Historically, groundhogs’ presence or absence was regarded as a telltale sign of changing seasons. In a Pennsylvania-Dutch superstition, if a groundhog emerging from its burrow sees its shadow due to clear weather, it will retreat to its den and it is believed that winter will persist for six more weeks; if it fails to see its shadow because of cloudiness, spring will arrive early. This omen was taken seriously in the past because it determined the timing of farming activities.
Or so the tradition goes.
The tradition remains popular today as groundhog day is celebrated every 2nd of February though studies have not found any evidence or correlation between the animal seeing its shadow and the arrival of spring. The movie Groundhog Day also features this theme — not to spoil a movie from the 1990s.

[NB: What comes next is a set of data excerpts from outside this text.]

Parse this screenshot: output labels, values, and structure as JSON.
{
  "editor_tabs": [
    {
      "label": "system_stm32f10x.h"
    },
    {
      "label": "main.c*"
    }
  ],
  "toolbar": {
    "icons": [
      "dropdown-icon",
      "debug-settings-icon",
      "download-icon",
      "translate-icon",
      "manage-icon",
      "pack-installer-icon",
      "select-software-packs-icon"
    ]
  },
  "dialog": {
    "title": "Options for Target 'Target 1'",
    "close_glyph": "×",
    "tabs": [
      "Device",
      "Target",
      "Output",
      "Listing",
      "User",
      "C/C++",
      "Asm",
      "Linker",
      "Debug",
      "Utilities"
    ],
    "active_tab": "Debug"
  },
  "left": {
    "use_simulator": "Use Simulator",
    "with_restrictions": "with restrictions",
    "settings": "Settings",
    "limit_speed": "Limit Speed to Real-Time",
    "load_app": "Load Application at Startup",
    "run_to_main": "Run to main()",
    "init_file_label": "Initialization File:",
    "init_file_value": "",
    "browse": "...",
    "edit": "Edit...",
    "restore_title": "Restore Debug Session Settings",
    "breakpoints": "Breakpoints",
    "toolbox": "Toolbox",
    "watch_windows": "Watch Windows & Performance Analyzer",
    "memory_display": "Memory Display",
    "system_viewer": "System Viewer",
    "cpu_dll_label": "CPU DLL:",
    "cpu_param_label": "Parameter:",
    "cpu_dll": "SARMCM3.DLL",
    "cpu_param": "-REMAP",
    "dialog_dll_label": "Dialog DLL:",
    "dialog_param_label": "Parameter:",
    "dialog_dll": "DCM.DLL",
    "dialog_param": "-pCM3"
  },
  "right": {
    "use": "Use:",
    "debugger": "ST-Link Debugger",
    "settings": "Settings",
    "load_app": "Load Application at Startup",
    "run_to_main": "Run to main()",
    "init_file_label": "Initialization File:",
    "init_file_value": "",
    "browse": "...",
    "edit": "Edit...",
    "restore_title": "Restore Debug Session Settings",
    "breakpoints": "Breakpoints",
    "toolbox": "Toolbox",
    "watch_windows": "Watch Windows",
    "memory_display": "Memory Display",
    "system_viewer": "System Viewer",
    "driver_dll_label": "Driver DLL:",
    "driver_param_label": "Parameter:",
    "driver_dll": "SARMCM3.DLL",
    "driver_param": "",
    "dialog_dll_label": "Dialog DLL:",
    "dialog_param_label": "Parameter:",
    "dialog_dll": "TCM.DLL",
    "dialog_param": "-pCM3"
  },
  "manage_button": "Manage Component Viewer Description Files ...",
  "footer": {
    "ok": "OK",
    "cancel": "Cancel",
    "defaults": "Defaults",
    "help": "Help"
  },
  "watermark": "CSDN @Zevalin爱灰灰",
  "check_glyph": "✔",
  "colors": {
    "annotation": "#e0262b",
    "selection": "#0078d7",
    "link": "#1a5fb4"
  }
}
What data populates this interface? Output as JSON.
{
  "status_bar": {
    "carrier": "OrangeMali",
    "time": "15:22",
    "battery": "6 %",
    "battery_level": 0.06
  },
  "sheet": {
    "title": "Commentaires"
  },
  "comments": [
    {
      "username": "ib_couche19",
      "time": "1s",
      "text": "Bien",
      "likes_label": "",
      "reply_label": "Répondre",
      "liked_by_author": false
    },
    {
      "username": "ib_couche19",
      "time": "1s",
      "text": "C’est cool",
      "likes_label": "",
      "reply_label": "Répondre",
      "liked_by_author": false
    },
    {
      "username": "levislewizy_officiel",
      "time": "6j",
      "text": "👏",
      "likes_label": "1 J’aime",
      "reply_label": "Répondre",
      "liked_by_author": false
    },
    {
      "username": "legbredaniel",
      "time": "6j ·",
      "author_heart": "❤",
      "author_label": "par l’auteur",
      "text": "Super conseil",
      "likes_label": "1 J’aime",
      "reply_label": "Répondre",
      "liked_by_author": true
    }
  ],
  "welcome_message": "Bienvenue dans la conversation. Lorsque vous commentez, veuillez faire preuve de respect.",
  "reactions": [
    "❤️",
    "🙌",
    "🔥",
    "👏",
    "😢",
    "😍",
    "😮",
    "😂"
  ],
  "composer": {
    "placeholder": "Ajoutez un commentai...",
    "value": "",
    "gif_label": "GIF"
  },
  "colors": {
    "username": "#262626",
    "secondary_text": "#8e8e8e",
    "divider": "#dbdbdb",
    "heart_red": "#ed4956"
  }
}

As the seasons change, groundhogs also change their habitat. When they abandon it, opossums, raccoons, foxes, and skunks soon begin to occupy the den. So basically, it is thanks to the groundhogs that these animals have a safe place to live. Another ecological service they provide is that woodchucks improve the quality of soil by mixing and aerating it, thereby allowing the soil to absorb rain and other nutrients.
However, because of their diet and lifestyle, humans — especially farmers — often regard them as pests. Their burrows can harm crops, weaken building foundations, and damage farm equipment. Their rapidly growing incisors enable them to chew and gnaw on just about anything including cables. In one instance, groundhogs damaged $1,800 worth of cables in Nebraska.
But although these animals can invade croplands, it’s important to remember that they are important native wildlife. “If you happen to have conflicts with them in your yard, there are many resources to help, including these strategies from MassWildlife,” says Chris Whittier, a research assistant professor of conservation medicine at Cummings School.
The most effective non-lethal way to prevent these conflicts from happening is to erect a fence around the yard or garden. Since these creatures can both climb and dig well, the fence should be at least 3 feet high with another foot buried underground.
Currently, there are no approved repellents for groundhogs, though some gardeners use ammonia and Epsom salts — the efficacy of which is debated. It is still important to consult authorities if you are having groundhog problems as they certainly know what to do.
Humans have also benefited from groundhogs and they are not always pests. For instance, groundhogs have helped in the advancement and understanding of hepatitis B. These animals are known to contract hepatitis B naturally which allowed medical professionals to study the virus thoroughly. That research was instrumental in the development of medicines and vaccines to combat the disease.
Additionally, groundhogs have discovered at least two major archaeological sites in Ohio and Pennsylvania, unearthing numerous artifacts in the process.
These hardworking animals get a lot of hate, and they definitely deserve more appreciation than they currently get. Hopefully, we can learn to coexist with them and do so in peace.